Perluasan Kawasan Tambang, Petaka Bagi Warga?
Rencana perluasan kawasan konsesi pertambangan oleh PT IWIP di Halmahera Tengah, Maluku Utara, dinilai dapat membahayakan lingkungan warga sekitar. Laporan Jaringan Advokasi Tambang (JATAM) menyebutkan saat ini luas kawasan industri PT IWIP yang digunakan untuk kegiatan operasi seluas 4.027,67 hektar.
Riset itu mengemukakan bahwa kawasan penambangan nikel ini menyasar Kecamatan Weda Tengah meliputi Desa Lelilef Sawai, Desa Lelilef Woebulan, Desa Lukulamo, Desa Woekob, Desa Woejerana, Desa Kulo Jaya, Desa Sawai Itepo, dan Desa Kobe.
Sejak Agustus 2018, PT IWIP mulai beroperasi di Lelilef dan Teluk Weda. IWIP adalah perusahaan patungan tiga investor asal Tiongkok yakni Tsingshan Holding Group, Huayou Holding Group dan Zhenshi Holding Group.
Dilansir Mongabay Indonesia, mayoritas saham IWIP dimiliki Tsingshan sebesar 40 persen melalui anak perusahaannya Perlux Technology. Sementara Zhenshi dan Huayou menguasai saham masing-masing 30 persen.
Presiden Joko Widodo kemudian menetapkan IWIP sebagai Proyek Strategis Nasional melalui Pepres Nomor 109 tahun 2020. Perusahaan ini juga memfasilitasi sejumlah investor untuk membangun fasilitas pengolahan industri hilirisasi melalui dua anak perusahaan Tsingshan, yaitu Weda Bay Nickel Projects (tambang) dan Weda Bay Nikel (smelter).
Media cermat telah mengonfirmasi Manajer Komunikasi PT IWIP Setya Yudha Indraswara perihal rencana perluasan kawasan tambang, namun hingga berita ini diterbitkan konfirmasi tersebut belum direspons.
“Saat ini PT IWIP berencana memperluas kawasan industri mencapai 11.489,33 hektar dengan total yang ditargetkan seluas 15.517 hektare. Rencana perluasan itu mencakup beberapa desa di Kecamatan Weda Utara dan Weda Timur, hingga Kecamatan Kota Maba di Halmahera Timur,” kata Julfikar Sangaji, Tim Penyusun Laporan JATAM di Maluku Utara, kepada cermat, Minggu, 4 Agustus 2024.
Menurut Julfikar, perluasan kawasan yang berujung pada penggusuran hutan di wilayah hulu sungai akan berdampak pula hingga ke kawasan pesisir. Ia menyatakan kondisi ini diperburuk oleh aktivitas pengolahan nikel yang mencemari perairan dari hulu sungai hingga pesisir dengan cemaran logam berat.

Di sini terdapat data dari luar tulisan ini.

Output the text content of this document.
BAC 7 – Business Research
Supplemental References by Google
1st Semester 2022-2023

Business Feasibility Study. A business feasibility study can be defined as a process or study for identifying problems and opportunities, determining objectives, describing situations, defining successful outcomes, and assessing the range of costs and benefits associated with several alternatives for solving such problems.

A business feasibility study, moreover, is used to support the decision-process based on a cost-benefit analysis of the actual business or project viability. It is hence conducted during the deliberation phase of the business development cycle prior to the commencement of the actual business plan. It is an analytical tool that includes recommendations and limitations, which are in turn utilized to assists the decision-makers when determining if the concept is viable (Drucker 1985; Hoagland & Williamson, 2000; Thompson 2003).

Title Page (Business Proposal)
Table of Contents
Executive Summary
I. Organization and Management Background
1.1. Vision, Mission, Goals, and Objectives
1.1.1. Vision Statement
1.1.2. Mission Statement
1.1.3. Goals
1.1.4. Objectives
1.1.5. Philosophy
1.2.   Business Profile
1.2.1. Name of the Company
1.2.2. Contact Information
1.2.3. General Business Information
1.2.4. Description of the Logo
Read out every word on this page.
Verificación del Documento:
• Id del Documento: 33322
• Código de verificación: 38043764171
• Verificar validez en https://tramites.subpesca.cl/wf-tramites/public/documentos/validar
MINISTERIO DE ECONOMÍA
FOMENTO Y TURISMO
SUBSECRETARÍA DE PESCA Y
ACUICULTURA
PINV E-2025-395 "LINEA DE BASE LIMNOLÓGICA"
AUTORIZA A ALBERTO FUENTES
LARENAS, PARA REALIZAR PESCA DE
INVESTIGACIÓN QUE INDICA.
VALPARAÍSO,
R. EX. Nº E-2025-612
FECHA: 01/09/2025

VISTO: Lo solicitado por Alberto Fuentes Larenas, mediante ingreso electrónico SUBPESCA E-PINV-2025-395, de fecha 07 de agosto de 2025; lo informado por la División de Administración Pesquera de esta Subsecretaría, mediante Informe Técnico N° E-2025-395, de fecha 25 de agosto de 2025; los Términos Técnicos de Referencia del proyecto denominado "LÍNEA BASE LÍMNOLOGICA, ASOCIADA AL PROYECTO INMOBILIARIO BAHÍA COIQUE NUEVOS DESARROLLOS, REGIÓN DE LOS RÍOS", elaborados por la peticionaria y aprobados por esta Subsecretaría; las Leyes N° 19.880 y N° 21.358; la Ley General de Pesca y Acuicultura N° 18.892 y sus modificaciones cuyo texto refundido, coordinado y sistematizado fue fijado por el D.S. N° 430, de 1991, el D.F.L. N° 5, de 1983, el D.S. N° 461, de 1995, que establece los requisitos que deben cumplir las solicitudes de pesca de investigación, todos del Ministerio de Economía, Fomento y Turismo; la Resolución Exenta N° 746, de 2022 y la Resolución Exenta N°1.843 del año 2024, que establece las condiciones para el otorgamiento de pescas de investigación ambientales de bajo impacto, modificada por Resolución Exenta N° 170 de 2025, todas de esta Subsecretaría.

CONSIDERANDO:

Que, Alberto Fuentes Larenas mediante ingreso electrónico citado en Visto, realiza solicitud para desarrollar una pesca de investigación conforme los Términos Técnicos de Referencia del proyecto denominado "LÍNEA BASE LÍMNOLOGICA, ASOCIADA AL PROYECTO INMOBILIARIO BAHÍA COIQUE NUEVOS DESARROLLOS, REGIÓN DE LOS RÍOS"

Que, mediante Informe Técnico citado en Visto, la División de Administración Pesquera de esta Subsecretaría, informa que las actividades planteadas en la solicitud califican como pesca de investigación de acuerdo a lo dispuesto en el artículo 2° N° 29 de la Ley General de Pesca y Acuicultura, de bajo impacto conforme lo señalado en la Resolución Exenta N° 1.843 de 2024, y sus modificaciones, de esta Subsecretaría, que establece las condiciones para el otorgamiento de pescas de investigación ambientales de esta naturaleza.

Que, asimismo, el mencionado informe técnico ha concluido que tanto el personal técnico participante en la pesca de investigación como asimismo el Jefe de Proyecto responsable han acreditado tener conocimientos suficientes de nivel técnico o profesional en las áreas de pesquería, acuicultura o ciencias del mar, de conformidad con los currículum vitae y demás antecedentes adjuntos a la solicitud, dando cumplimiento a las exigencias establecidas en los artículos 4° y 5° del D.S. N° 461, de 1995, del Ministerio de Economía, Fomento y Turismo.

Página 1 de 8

“Nelayan kini harus memutar layar lebih jauh karena perairan di sepanjang pesisir Teluk Weda telah tercemar. Akibat produktivitas nelayan makin rendah, pasokan ikan untuk warga Halmahera Tengah kini disangga oleh Pulau Gebe, Halmahera Barat, Halmahera Utara, Halmahera Timur, dan wilayah Oba di Kota Tidore Kepulauan,” ucapnya.
Penggusuran hutan dan penghisapan air sungai secara berlebihan oleh perusahaan, kata Julfikar, dapat mendatangkan bencana hidrometeorologi yang lain berupa kekeringan. “IWIP misalnya, dalam sehari dapat menghisap air sekitar 27 ribu m3 per hari dari Sungai Sungai Kobe, Sungai Sake, Sungai Wosia, dan Sungai Sagea untuk menunjang kebutuhan produksi dan pembesaran skala produksinya. Jumlah ini melampaui kebutuhan air untuk seluruh penduduk Kabupaten Halmahera yang berjumlah 96.977 jiwa pada 2023, sebesar 10.667,47 m3/hari (dengan angka konsumsi 110 L/orang/hari),” paparnya.